GP leaders have rejected a motion for the GPC to explore a move away from the independent contractor status.

In a heated debate at the Special LMC conference, GP leaders presented arguments for and against a future where all GPs would be salaried to the NHS.

The motion suggested that because ‘many younger GPs currently prefer to be salaried rather than partners’, the GPC should look at ‘future contractual models’ which ‘explore all options including movement away from independent contractor status’.

Presenting the motion, Buckinghamshire, Berkshire and Oxfordshire LMC chief executive Dr Paul Roblin said it merely suggested the GPC explore all options. Despite this, there was strong sentiment against the proposal.

Dr Roblin said the time had come to explore the fully salaried option because ’many GPs now prefer employed status’, quite unlike the sentiment following the introduction of the 2004 new GMS contract, since which GPs have been ‘portrayed as fatcats’ by politicians and the media.

He said: ’So we have seen a change, and the key issue for me is that partnership has become unpopular – being an employer is unpopular – for all the reasons that I think we all know too well: difficulty in recruitment, bureaucracy, annual changes to the contract and overregulation and the degree of risk that becoming a partner entails – particularly committing to building leases, committing yourself financially.

’For all these reasons, younger doctors are wary of seeking partnership and the older doctors are exiting the profession at a rate I have not seen before in my life.’
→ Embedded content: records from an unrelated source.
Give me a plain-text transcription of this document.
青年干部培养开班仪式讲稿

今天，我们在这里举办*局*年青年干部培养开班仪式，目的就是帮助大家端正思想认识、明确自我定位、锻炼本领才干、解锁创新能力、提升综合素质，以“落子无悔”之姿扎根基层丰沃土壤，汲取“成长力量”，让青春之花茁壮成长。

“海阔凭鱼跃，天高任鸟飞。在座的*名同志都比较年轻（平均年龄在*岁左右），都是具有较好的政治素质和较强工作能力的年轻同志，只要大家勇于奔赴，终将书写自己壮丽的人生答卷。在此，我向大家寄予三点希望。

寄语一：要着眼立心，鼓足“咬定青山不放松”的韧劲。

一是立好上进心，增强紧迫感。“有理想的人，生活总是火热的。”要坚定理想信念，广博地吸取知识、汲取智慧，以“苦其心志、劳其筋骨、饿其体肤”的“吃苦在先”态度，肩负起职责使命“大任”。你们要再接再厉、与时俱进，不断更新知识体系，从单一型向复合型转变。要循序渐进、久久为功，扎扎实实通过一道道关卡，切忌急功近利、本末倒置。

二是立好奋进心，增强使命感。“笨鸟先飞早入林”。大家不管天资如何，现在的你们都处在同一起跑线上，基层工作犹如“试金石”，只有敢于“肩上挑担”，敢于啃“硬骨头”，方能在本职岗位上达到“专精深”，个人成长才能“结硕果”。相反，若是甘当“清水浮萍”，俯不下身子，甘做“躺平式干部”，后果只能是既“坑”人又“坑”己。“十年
Also speaking for the motion, Dr Thomas Micklewright from the GPC education and training subcommittee said he had ’no intention of becoming a GP partner in my lifetime’.

He said: ’As it stands, as I see it, a salaried service could provide contractual limits on unsafe working conditions. It could allow for investment in post-CCT training with paid study leave equal to secondary care doctors, and would force politicians to finally take responsibility for the workload crisis that they have created.’

But speaking against the motion, Doncaster LMC medical secretary Dr Dean Eggitt suggested the mere suggestion was a ‘bomb’ that would explode and abolish general practice as the ‘bedrock’ of the NHS.

He said: ’We are not fighting for our livelihood but for the health of the nation, and this motion is a hidden bomb to that bedrock… To actively participate in a move towards a greater salaried model is not only the active giveaway of our goodwill and efficiency that is keeping the NHS afloat, but is the giveaway of our colleagues to private providers.

’Let’s call this motion for what it is, it is a move towards en masse, giving away of elf-employed status and becoming salaried to whomever is left, and loss of the efficiency and goodwill of the system.’

It is not the first time LMCs have voted on the possibility of all GPs going salaried, with the option of retaining the independent contractor status also being favoured at previous conferences.

However, a recent Pulse survey suggested that GP support for a move to a salaried service is increasing, with 26% now in favour and just over half (54%) opposed.

Ahead of the conference, the union Unite said in a statement that its GP members would be ’supporting the motion that asks the GPC of the BMA to investigate expanding the salaried GPs sector as the best way of stopping health secretary Jeremy Hunt imposing detrimental contractual changes on the GP profession’.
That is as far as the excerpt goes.